Gharib dan rekan-rekannya menemukan Da Vinci sedang menggambarkan air atau pasir yang dibuang dari kendi saat bergerak sepanjang jalan lurus sejajar dengan tanah.

Catatan Da Vinci memperjelas bahwa dia tahu partikel akan berakselerasi ke bawah percepatan ini disebabkan oleh gravitasi.

Jika kendi bergerak dengan kecepatan konstan, garis yang dilacak oleh partikel yang jatuh akan menjadi vertikal.

Namun, jika dipercepat dengan kecepatan konstan, partikel akan membentuk garis lurus yang membentuk sisi miring dari sebuah segi tiga.

Nyatanya, da Vinci mengamati, jika kendi berakselerasi untuk melepaskan tetesan dengan kecepatan yang sama dengan gravitasi yang mempercepatnya ke tanah, sebuah segitiga sama sisi akan terlacak. Ini menjadi petunjuk utama dari prinsip ekuivalensi.

Da Vinci mencoba merumuskan pengamatannya menjadi persamaan atau rumus.
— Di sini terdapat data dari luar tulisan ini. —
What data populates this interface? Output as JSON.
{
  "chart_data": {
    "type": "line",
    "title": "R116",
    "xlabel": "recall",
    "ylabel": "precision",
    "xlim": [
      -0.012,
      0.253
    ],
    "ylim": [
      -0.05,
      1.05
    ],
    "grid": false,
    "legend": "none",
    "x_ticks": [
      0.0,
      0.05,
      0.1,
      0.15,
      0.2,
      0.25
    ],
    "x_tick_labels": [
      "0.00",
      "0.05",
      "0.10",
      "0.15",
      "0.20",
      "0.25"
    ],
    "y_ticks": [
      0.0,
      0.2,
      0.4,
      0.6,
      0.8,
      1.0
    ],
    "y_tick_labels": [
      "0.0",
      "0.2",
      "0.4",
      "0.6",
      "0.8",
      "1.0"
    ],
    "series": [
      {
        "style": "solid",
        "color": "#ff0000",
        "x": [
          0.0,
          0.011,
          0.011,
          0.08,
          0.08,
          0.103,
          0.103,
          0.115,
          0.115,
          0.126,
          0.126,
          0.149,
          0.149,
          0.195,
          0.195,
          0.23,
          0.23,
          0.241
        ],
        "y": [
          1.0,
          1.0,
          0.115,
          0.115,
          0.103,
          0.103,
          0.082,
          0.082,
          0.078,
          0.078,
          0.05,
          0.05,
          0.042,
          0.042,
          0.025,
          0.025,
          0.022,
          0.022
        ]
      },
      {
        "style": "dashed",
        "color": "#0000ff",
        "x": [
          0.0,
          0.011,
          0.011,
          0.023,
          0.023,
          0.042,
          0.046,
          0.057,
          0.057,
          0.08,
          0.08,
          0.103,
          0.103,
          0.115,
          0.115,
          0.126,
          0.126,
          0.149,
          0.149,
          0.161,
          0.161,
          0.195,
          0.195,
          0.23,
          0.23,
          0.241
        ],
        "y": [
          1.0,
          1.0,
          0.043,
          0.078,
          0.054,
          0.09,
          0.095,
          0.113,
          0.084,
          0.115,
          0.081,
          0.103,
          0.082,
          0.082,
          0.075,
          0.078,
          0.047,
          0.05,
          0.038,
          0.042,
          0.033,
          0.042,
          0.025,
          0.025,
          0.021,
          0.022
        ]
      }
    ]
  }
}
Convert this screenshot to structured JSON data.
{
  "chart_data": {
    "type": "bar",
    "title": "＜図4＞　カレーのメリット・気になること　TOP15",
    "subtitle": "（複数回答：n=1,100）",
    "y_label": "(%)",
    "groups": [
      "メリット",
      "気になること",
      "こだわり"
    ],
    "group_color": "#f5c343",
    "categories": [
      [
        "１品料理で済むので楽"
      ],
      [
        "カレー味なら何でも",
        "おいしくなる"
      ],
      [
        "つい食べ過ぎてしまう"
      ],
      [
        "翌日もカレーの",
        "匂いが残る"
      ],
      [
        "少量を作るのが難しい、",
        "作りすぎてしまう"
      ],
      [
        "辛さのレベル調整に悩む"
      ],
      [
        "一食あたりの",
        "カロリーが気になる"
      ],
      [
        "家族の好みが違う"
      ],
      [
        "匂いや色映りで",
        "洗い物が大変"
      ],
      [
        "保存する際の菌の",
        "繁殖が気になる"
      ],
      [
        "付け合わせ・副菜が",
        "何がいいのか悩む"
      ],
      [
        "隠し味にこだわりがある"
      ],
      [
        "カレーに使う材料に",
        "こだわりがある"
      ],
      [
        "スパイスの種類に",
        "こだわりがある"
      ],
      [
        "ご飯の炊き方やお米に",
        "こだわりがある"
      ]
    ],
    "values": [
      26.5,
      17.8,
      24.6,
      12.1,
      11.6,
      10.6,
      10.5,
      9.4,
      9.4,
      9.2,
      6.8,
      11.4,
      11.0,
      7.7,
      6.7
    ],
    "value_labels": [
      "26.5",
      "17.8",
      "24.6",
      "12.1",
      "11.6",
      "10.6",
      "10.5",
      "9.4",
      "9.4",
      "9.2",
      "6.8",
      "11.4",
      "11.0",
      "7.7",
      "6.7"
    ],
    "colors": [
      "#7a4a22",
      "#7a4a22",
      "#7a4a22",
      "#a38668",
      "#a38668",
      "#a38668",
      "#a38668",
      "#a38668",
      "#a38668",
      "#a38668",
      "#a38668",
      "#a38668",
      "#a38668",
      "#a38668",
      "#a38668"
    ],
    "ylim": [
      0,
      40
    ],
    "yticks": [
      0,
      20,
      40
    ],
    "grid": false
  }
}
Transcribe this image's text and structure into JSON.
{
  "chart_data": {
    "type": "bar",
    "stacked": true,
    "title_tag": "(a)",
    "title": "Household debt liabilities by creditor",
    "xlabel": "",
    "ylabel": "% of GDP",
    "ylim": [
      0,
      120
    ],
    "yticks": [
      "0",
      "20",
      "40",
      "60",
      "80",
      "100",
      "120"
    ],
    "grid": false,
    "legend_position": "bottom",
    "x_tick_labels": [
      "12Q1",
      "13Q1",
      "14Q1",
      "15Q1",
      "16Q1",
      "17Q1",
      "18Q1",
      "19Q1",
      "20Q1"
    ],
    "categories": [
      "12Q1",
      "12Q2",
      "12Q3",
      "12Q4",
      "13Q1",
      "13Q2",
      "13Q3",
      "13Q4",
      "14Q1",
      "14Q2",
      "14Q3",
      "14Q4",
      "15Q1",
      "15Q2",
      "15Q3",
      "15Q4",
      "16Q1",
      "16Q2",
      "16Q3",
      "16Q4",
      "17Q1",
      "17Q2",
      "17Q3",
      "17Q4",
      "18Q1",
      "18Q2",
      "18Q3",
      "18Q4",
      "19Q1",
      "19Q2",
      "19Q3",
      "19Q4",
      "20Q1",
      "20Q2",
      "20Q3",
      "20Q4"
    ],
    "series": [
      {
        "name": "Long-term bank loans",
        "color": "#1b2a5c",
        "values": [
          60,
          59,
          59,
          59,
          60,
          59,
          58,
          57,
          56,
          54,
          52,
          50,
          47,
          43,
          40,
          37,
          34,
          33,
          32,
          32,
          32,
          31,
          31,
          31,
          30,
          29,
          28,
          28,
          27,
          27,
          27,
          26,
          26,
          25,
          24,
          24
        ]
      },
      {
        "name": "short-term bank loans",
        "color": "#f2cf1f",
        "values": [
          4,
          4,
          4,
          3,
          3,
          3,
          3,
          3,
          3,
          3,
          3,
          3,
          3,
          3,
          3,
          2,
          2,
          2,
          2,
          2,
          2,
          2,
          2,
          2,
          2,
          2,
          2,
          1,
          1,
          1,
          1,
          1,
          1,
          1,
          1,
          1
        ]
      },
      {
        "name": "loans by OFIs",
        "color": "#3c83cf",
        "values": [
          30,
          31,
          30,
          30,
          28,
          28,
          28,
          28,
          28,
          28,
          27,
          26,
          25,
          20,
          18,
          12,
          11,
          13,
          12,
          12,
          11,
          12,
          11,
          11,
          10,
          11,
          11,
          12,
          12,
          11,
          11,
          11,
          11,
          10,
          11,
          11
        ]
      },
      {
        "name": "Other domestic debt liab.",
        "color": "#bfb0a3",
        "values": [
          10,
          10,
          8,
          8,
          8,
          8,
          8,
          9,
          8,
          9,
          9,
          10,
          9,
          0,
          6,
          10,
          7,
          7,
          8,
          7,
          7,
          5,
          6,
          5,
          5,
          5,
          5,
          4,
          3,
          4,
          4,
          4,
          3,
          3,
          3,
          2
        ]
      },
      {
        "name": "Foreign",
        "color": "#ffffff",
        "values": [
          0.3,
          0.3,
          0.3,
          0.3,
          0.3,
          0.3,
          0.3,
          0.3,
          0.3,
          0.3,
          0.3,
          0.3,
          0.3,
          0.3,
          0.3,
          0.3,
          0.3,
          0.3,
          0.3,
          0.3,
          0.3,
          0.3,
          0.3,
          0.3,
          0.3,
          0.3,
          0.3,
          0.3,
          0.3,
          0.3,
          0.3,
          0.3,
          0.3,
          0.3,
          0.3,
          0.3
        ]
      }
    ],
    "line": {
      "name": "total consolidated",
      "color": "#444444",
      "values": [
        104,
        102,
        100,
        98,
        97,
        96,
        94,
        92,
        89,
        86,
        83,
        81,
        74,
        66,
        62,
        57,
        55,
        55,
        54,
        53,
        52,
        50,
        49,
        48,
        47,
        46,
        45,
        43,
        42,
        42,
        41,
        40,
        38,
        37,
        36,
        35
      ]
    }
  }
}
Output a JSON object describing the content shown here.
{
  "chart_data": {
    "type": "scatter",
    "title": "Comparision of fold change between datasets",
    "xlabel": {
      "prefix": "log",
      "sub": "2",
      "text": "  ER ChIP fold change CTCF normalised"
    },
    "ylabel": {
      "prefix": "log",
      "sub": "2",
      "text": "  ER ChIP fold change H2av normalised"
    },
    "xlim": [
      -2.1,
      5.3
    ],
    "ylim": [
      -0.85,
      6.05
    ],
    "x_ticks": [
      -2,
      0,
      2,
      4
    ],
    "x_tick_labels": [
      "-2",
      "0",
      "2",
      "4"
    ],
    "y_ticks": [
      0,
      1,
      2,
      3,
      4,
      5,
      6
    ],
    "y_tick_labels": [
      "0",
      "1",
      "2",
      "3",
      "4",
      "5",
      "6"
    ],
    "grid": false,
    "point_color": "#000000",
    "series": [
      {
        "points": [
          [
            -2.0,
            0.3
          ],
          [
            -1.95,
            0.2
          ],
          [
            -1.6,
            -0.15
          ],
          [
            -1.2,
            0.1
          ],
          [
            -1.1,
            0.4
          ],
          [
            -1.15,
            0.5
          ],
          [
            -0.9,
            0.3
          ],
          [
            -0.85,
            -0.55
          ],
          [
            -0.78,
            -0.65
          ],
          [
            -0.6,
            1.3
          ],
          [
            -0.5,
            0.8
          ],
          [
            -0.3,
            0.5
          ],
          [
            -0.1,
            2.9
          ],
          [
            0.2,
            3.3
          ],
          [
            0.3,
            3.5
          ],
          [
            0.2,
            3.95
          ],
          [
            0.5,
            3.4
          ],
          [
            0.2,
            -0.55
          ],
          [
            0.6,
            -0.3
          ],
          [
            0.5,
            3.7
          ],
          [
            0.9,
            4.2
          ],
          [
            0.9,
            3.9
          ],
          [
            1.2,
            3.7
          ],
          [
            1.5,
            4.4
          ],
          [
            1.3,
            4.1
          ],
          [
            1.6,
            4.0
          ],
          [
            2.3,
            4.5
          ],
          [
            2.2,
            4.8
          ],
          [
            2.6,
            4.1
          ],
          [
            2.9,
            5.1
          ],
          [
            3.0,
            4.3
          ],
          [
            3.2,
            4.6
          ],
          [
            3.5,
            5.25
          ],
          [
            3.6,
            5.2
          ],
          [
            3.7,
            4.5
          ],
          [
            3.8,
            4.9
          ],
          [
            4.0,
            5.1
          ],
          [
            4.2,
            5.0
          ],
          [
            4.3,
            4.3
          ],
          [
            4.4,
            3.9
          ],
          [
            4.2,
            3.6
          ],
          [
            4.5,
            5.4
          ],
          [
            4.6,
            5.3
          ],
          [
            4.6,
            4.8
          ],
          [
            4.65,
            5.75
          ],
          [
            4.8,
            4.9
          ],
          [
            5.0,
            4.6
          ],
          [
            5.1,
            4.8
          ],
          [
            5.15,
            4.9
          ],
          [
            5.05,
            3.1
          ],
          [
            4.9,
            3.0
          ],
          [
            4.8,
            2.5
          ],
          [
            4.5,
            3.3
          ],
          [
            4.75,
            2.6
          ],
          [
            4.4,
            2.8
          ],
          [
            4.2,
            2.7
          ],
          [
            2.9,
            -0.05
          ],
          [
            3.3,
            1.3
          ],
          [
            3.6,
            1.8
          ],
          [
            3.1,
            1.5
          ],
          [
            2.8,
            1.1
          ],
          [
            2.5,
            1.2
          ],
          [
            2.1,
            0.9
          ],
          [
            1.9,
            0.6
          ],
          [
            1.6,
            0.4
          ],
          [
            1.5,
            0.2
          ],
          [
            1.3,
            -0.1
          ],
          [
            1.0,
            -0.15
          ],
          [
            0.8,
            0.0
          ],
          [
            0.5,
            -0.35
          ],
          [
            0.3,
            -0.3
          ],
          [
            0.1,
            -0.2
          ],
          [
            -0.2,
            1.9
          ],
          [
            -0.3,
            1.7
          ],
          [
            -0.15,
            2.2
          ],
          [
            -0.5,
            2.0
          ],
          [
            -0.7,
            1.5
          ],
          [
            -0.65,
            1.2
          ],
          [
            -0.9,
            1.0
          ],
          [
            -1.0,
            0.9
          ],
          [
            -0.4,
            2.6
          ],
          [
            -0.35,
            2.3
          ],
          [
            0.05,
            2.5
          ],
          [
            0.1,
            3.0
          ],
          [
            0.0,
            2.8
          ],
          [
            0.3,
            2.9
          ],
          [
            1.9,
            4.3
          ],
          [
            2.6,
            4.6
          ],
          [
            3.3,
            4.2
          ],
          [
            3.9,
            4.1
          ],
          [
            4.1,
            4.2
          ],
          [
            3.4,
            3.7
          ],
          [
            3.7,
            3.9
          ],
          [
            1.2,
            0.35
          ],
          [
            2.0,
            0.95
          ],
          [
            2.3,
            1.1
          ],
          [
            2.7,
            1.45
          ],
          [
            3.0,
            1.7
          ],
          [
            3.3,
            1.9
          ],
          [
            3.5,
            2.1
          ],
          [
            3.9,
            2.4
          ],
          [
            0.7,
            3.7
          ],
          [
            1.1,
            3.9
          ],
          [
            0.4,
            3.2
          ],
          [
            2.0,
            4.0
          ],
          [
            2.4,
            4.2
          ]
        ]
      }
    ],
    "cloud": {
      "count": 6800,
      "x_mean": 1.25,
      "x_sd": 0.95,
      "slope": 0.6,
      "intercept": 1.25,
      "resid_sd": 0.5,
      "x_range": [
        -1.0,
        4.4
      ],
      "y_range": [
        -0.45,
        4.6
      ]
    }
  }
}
Para peneliti pun menemukan di titik mana Da Vinci ‘tersesat’.

“Apa yang kami lihat adalah bahwa Leonardo bergulat dengan ini, tetapi dia memodelkannya sebagai jarak benda jatuh [dari titik jatuh benda] sebanding dengan 2 pangkat t (dengan t mewakili waktu), bukannya sebanding dengan t kuadrat,” kata salah satu penulis studi Chris Roh, menggambarkan rumus jarak dan waktu versi Da Vinci.

“[Rumus] itu salah, tapi kami kemudian mengetahui bahwa dia menggunakan persamaan yang salah ini dengan cara yang benar,” kata profesor teknik biologi dan lingkungan di Cornell University itu.